Coding Style & Naming Conventions
Follow PEP 8: four-space indentation, snake_case functions, Upper_Snake constants. Module-level configuration such as column names or separators (SEPARATOR = "|||") should be defined once and imported where needed. Preserve spreadsheet column spelling because pandas filters depend on exact casing. When expanding functionality, keep CLI argument names lowercase with hyphenated long options for consistency.
Testing Guidelines
Testing is empirical: rerun quick_start.py and the specific script you edited, then compare row counts, unique IDs, and timing stats against previous outputs. Use lightweight fixtures copied from data/input/ to isolate regressions, and treat script warnings or pandas SettingWithCopy notices as failures until they are explained.

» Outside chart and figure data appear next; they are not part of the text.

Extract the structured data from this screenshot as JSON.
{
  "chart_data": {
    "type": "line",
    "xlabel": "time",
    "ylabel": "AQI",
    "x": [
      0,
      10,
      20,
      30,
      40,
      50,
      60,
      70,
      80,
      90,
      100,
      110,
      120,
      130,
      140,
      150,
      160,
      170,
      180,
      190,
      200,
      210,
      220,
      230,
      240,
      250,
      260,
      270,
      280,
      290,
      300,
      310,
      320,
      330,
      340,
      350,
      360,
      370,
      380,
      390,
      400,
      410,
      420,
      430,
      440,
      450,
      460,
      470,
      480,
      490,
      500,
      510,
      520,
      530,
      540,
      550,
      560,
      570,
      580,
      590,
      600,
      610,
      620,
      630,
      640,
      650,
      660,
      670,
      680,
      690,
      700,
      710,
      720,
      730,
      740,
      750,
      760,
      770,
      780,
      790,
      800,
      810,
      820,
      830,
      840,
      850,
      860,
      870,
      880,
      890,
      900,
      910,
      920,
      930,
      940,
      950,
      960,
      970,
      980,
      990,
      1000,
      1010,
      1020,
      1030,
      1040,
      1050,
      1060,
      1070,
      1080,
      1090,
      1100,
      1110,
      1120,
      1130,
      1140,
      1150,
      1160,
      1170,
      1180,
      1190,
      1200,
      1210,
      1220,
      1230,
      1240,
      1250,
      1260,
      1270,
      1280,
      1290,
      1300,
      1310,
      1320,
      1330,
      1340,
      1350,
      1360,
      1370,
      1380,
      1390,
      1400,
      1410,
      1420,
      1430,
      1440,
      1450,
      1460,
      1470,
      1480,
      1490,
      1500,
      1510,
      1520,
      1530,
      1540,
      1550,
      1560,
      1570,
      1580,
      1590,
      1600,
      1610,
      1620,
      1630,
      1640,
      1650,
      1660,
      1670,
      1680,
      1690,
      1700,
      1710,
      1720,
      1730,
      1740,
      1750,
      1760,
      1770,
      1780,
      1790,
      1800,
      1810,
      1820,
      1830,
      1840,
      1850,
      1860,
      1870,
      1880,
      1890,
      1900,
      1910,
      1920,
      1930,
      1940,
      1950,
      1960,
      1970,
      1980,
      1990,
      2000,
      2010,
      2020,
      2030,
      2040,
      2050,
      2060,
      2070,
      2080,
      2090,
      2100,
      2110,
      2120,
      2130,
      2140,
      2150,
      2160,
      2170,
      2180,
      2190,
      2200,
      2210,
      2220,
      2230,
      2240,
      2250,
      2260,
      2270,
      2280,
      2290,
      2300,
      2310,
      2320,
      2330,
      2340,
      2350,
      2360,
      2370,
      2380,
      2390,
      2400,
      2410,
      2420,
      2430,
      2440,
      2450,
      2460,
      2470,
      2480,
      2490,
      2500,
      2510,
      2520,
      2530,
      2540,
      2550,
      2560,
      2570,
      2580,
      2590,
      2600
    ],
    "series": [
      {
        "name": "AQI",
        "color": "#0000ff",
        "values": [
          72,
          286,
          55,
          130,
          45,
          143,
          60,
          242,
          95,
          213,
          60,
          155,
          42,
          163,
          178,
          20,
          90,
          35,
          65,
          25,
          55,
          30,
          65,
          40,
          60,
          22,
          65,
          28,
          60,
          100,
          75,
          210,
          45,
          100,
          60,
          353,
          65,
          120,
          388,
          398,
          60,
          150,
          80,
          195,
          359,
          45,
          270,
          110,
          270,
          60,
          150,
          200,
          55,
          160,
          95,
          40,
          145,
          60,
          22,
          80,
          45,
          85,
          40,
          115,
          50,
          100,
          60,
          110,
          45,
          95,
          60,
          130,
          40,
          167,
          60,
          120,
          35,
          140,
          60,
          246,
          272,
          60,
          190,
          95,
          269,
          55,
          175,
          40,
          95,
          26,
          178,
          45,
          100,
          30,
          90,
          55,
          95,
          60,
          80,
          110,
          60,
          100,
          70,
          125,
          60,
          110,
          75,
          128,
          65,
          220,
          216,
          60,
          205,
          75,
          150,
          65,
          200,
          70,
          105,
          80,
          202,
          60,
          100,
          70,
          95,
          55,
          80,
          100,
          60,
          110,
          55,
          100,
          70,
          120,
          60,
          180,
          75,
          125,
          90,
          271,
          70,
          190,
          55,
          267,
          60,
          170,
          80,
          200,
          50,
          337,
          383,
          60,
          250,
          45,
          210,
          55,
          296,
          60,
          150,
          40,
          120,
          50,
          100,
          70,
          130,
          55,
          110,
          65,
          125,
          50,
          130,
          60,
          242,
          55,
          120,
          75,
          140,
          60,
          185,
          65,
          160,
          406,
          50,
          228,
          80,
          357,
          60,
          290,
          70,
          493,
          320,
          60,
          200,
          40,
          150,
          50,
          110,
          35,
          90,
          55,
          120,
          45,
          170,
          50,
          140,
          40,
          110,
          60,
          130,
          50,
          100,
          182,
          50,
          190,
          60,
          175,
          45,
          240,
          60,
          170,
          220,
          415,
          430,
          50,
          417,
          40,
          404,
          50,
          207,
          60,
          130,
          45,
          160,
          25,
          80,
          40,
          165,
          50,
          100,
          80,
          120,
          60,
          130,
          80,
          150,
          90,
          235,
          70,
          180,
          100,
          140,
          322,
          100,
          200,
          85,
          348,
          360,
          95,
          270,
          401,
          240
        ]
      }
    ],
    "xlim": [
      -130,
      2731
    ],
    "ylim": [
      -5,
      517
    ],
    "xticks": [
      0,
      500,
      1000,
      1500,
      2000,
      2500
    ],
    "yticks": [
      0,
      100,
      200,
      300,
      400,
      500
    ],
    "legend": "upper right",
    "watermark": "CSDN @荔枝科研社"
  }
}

Commit & Pull Request Guidelines
Git history is not distributed with this bundle, so default to Conventional Commit subjects (feat: add cas normalizer, fix: guard empty rows). Each PR should list the commands executed, describe the input data used, and reference any README or data/ updates. Link tracking tickets, attach screenshots of spreadsheet diffs when UI proof is needed, and keep binary artifacts out of the diff by adding them to .gitignore if necessary.
Security & Configuration Tips
Never commit real API keys or sensitive spreadsheets; point reviewers to sanitized snippets instead. Load secrets with export $(cat config.env.example | xargs) or a dedicated .env loader rather than embedding them in code. Generated Excel files may contain investigative evidence, so confine them to data/output/ and scrub PII when sharing externally.